Dato a Roma, presso la sede della S. Congregazione per la Dottrina della Fede, il 15 novembre 1966.

+ A. Card. Ottaviani

Pro-Prefetto

+ P. Parente

Segretario

Con il Decreto di applicazione pubblicato il 15 novembre 1966, la Congregazione per la Dottrina della Fede chiariva che, con la precedente “Notificazione” del 14 giugno 1966 relativa all’abolizione dell’Indice dei Libri Proibiti, dovevano considerarsi abrogati anche i canoni 1399 e 2318 del Codice di Diritto Canonico[15].

Fino a quel momento, il sistema ecclesiastico di tutela della fede e della disciplina ecclesiastica si fondava sull’Indice dei libri proibiti (Index Librorum Prohibitorum), sulla censura preventiva delle pubblicazioni religiose (can. 1399) e sulle relative pene canoniche previste per i trasgressori (can. 2318).

In particolare, il canone 1399 proibiva “ipso iure[16] ben dodici categorie di pubblicazioni considerate pericolose per la fede o i costumi.

L’Opera di Maria Valtorta rientrava nella quinta categoria, che comprendeva “i libri e gli opuscoli che narrano nuove apparizioni, rivelazioni, visioni, profezie, miracoli, oppure che introducono nuove devozioni, anche sotto il pretesto che siano private, se pubblicati senza l’osservanza delle prescrizioni canoniche”.

Tali opere, pertanto, non potevano essere legittimamente pubblicate né lette dai fedeli senza essere state previamente sottoposte alla censura ecclesiastica[17] e senza aver ottenuto il relativo imprimatur. Il decreto del 1966 confermava dunque che, l’abolizione dell’Indice, comportava anche la cessazione della proibizione automatica prevista dal can. 1399 e, di conseguenza, non rendeva più necessario l’ottenimento di un imprimatur per la pubblicazione degli scritti di Maria Valtorta.
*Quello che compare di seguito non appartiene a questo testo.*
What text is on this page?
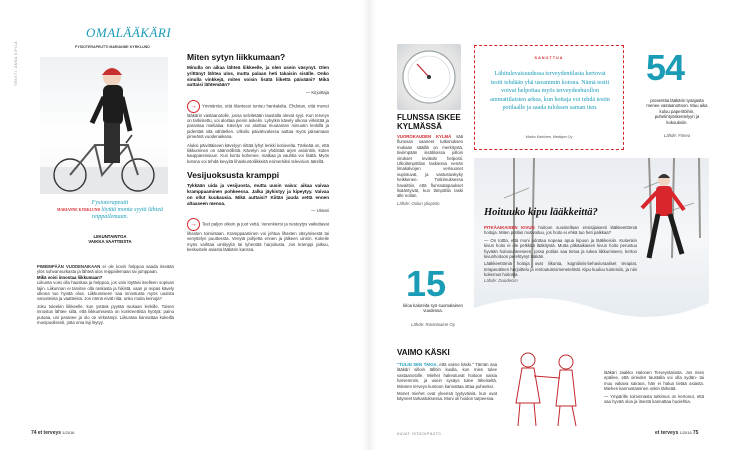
TEKSTI: ANNA SIPILÄ
OMALÄÄKÄRI
FYSIOTERAPEUTTI MARIANNE KYRKLUND
Fysioterapeutti
MARIANNE KYRKLUND löytää monta syytä lähteä reippailemaan.
LIIKUNTAINTOA
VAIKKA VAATTEISTA

PIMEIMPÄÄN VUODENAIKAAN ei ole kovin helppoa saada itseään ylös sohvannurkasta ja lähteä ulos reippailemaan tai jumppaan.

Mikä voisi innostaa liikkumaan?

Liikunta voisi olla hauskaa ja helppoa, jos vain löytäisi itselleen sopivan lajin. Liikunnan ei tarvitse olla raskasta ja hikistä, vaan jo reipas kävely ulkona tuo hyvää oloa. Liikkumiseen saa innostusta myös uusista varusteista ja vaatteista. Jos nämä eivät riitä, onko muita keinoja?

Joku tuleekin liikkeelle, kun ystävä pyytää mukaan lenkille. Toisen innostus lähtee siitä, että liikkumisesta on konkreettista hyötyä: paino putoaa, uni paranee ja olo on virkeämpi. Liikuntaa kannattaa kokeilla monipuolisesti, jotta oma laji löytyy.

Miten sytyn liikkumaan?

Minulla on aikaa lähteä liikkeelle, ja olen usein väsynyt. Olen yrittänyt lähtea ulos, mutta palaan heti takaisin sisälle. Onko sinulla vinkkejä, miten voisin lisätä liikettä päivääni? Mikä auttaisi lähtemään?

— Kirjoittaja

→Ymmärrän, että tilanteesi tuntuu hankalalta. Ehdotan, että menet lääkärin vastaanotolle, jossa selvitetään taustalla olevat syyt. Kun terveys on tarkistettu, voi aloittaa pienin askelin. Lyhytkin kävely ulkona virkistää ja parantaa mielialaa. Kävelyn voi aloittaa muutaman minuutin lenkillä ja pidentää sitä vähitellen. Ulkoilu päivänvalossa auttaa myös jaksamaan pimeänä vuodenaikana.

Aluksi päivittäiseen kävelyyn riittää lyhyt lenkki kotiovelta. Tärkeää on, että liikkuminen on säännöllistä. Kävelyn voi yhdistää arjen asiointiin, kuten kauppareissuun. Kun kunto kohenee, matkaa ja vauhtia voi lisätä. Myös kotona voi tehdä kevyitä lihaskuntoliikkeitä esimerkiksi television äärellä.

Vesijuoksusta kramppi

Tykkään uida ja vesijuosta, mutta uusin vaiva: aikaa vaivaa kramppaaminen pohkeessa. Jalka jäykistyy ja kipeytyy. Vaivaa on ollut kuukausia. Mikä auttaisi? Kiitän juuda vettä ennen altaaseen menoa.

— Uimari

→Teet paljon oikein ja juot vettä. Verenkierto ja nesteytys vaikuttavat lihasten toimintaan. Kramppaaminen voi johtua lihasten väsymisestä tai venyttelyn puutteesta. Venytä pohjetta ennen ja jälkeen uinnin. Kokeile myös vaihtaa uintityyliä tai lyhentää harjoitusta. Jos kramppi jatkuu, keskustele asiasta lääkärin kanssa.

74 et terveys 1/2016
FLUNSSA ISKEE KYLMÄSSÄ

VUOROKAUDEN KYLMÄ sää flunssan saaneet tutkimuksen mukaan sääillä on merkitystä, tiiviimpään sisätiloissa jolloin virukset leviävät helposti. Ulkolämpötilan laskiessa nenän limakalvojen verisuonet supistuvat, ja vastustuskyky heikkenee. Tutkimuksessa havaittiin, että flunssatapaukset lisääntyivät, kun lämpötila laski alle nollan.

Lähde: Oulun yliopisto

SANOTTUA
Lähitulevaisuudessa terveydentilasta kertovat testit tehdään yhä useammin kotona. Nämä testit voivat helpottaa myös terveydenhuollon ammattilaisten arkea, kun hoitaja voi tehdä testin potilaalle ja saada tuloksen saman tien.
Marko Karkinen, Mediqon Oy
54
prosenttia lääkärin työajasta menee vastaanottoon. Muu aika kuluu paperitöihin, puhelintyöskentelyyn ja kokouksiin.
Lähde: Fimea
Hoituuko kipu lääkkeittä?

PITKÄAIKAISEN KIVUN hoitoon suositellaan ensisijaisesti lääkkeettömiä hoitoja. Miten potilas motivoituu, jos hoito ei ehkä tuo heti palkkaa?

— On tottta, että moni odottaa nopeaa apua kipuun ja lääkkeisiin. Kuitenkin kivun hoito ei ole pelkkää lääkitystä. Mutta pitkäaikaisen kivun hoito perustuu hyvään hoitosuhteeseen, jossa potilas saa tietoa ja tukea liikkumiseen, kertoo kivunhoitoon perehtynyt lääkäri.

Lääkkeettömiä hoitoja ovat liikunta, kognitiivis-behavioraaliset terapiat, terapeuttinen harjoittelu ja rentoutumismenetelmät. Kipu kuuluu tunteisiin, ja niin kokemus hoitosta.

Lähde: Duodecim

15
kiloa kaloreita syö suomalainen vuodessa.
Lähde: Ravintoaine Oy
VAIMO KÄSKI

"TULIN SEN TAKIA, että vaimo käski." Tämän saa lääkäri silloin tällöin kuulla, kun mies tulee vastaanotolle. Miehet hakeutuvat hoitoon naisia harvemmin, ja usein sysäys tulee läheiseltä. Miesten terveys kuntoon kannattaa ottaa puheeksi.

Monet miehet ovat yleensä tyytyväisiä, kun ovat käyneet tarkastuksessa. Moni oli hoidon tarpeessa.

lääkäri Jaakko Halonen Terveystalosta. Jos mies epäilee, että oireiden taustalla voi olla sydän- tai muu vakava sairaus, hän ei halua tietää asiasta. Miehen kannustaminen onkin tärkeää.

— Ympärille toiminnasta tutkimus on kertonut, että saa hyvää oloa ja itsestä kannattaa huolehtia.

KUVAT: ISTOCKPHOTO	et terveys 1/2016 75
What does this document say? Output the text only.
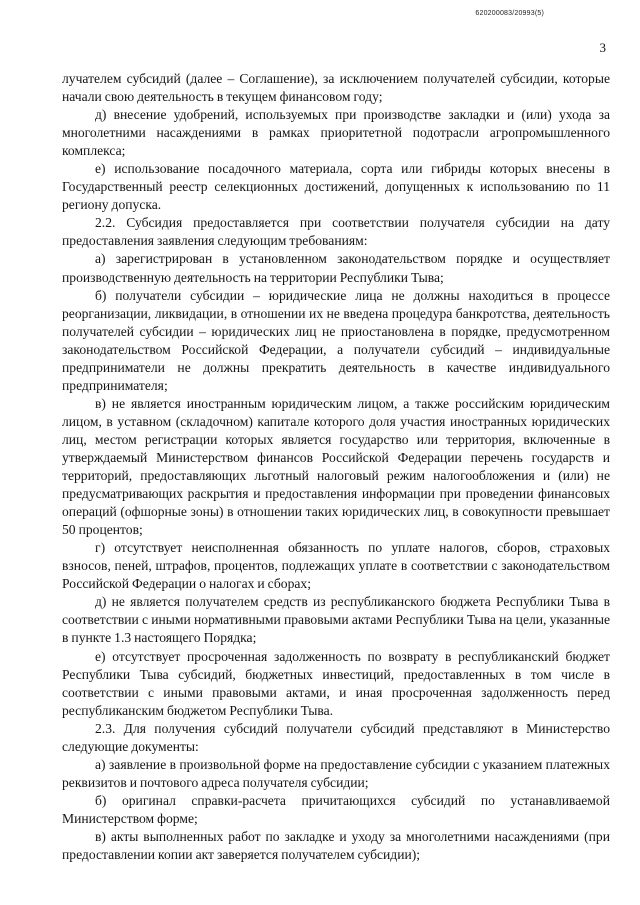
620200083/20993(5)
3

лучателем субсидий (далее – Соглашение), за исключением получателей субсидии, которые начали свою деятельность в текущем финансовом году;

д) внесение удобрений, используемых при производстве закладки и (или) ухода за многолетними насаждениями в рамках приоритетной подотрасли агропромышленного комплекса;

е) использование посадочного материала, сорта или гибриды которых внесены в Государственный реестр селекционных достижений, допущенных к использованию по 11 региону допуска.

2.2. Субсидия предоставляется при соответствии получателя субсидии на дату предоставления заявления следующим требованиям:

а) зарегистрирован в установленном законодательством порядке и осуществляет производственную деятельность на территории Республики Тыва;

б) получатели субсидии – юридические лица не должны находиться в процессе реорганизации, ликвидации, в отношении их не введена процедура банкротства, деятельность получателей субсидии – юридических лиц не приостановлена в порядке, предусмотренном законодательством Российской Федерации, а получатели субсидий – индивидуальные предприниматели не должны прекратить деятельность в качестве индивидуального предпринимателя;

в) не является иностранным юридическим лицом, а также российским юридическим лицом, в уставном (складочном) капитале которого доля участия иностранных юридических лиц, местом регистрации которых является государство или территория, включенные в утверждаемый Министерством финансов Российской Федерации перечень государств и территорий, предоставляющих льготный налоговый режим налогообложения и (или) не предусматривающих раскрытия и предоставления информации при проведении финансовых операций (офшорные зоны) в отношении таких юридических лиц, в совокупности превышает 50 процентов;

г) отсутствует неисполненная обязанность по уплате налогов, сборов, страховых взносов, пеней, штрафов, процентов, подлежащих уплате в соответствии с законодательством Российской Федерации о налогах и сборах;

д) не является получателем средств из республиканского бюджета Республики Тыва в соответствии с иными нормативными правовыми актами Республики Тыва на цели, указанные в пункте 1.3 настоящего Порядка;

е) отсутствует просроченная задолженность по возврату в республиканский бюджет Республики Тыва субсидий, бюджетных инвестиций, предоставленных в том числе в соответствии с иными правовыми актами, и иная просроченная задолженность перед республиканским бюджетом Республики Тыва.

2.3. Для получения субсидий получатели субсидий представляют в Министерство следующие документы:

а) заявление в произвольной форме на предоставление субсидии с указанием платежных реквизитов и почтового адреса получателя субсидии;

б) оригинал справки-расчета причитающихся субсидий по устанавливаемой Министерством форме;

в) акты выполненных работ по закладке и уходу за многолетними насаждениями (при предоставлении копии акт заверяется получателем субсидии);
Il canone 2318, invece, prevedeva pene canoniche particolarmente severe — fino alla scomunica automatica — per chi pubblicava, diffondeva, difendeva o leggeva consapevolmente libri proibiti dalla Chiesa, nonché per chi stampava la Sacra Scrittura o suoi commenti senza la prescritta autorizzazione ecclesiastica. Con l’abrogazione di tale canone venivano meno anche le pene ecclesiastiche eventualmente connesse alla lettura dell’Opera di Maria Valtorta durante il periodo in cui essa figurava all’Indice.

Note


  1. 1,0 1,1 testo in italiano della lettera apostolica Integrae Servandae sul sito della Santa Sede
  2. Il motu proprio è un documento ufficiale emanato dal Papa di sua iniziativa personale - letteralmente “di proprio moto” - senza che vi sia una richiesta o proposta da parte di altri. Ha valore giuridico e viene spesso utilizzato per stabilire norme, riforme o disposizioni all’interno della Chiesa cattolica.
  3. oggi Dicastero per la Dottrina della Fede
  4. (Prefetto aggiunto)
  5. La riforma del Sant’Uffizio, infatti, stabiliva per la nuova Congregazione che: “La presiede il Sommo Pontefice e la dirige il Cardinale Segretario con l’aiuto di un Assessore, di un Sostituto e del Promotore di Giustizia.”
  6. Atti della Sede apostolica (abbreviato in AAS) sono la gazzetta ufficiale della Santa Sede
  7. AAS 58 (1966) pag. 445 del 14 giugno 1966
  8. dal sito della Santa Sede
  9. dal dicembre 1965 al giugno 1967
  10. seminario romano dell’Apollinare
  11. voce biografica del Dizionario Biografico degli Italiani della Treccani dedicata al cardinale Ottaviani.
  12. Prima lettera di San Giovanni: 1Gv 4,18
  13. immagine rielaborata con IA
  14. dal sito della Santa Sede
  15. detto anche “Codice Pio Benedettino”, promulgato nel 1917 rimase in vigore fino al 1983, quando fu sostituito con il nuovo Codice di diritto canonico.
  16. “per il diritto stesso”, cioè automaticamente, senza bisogno di uno specifico provvedimento dell’autorità ecclesiastica.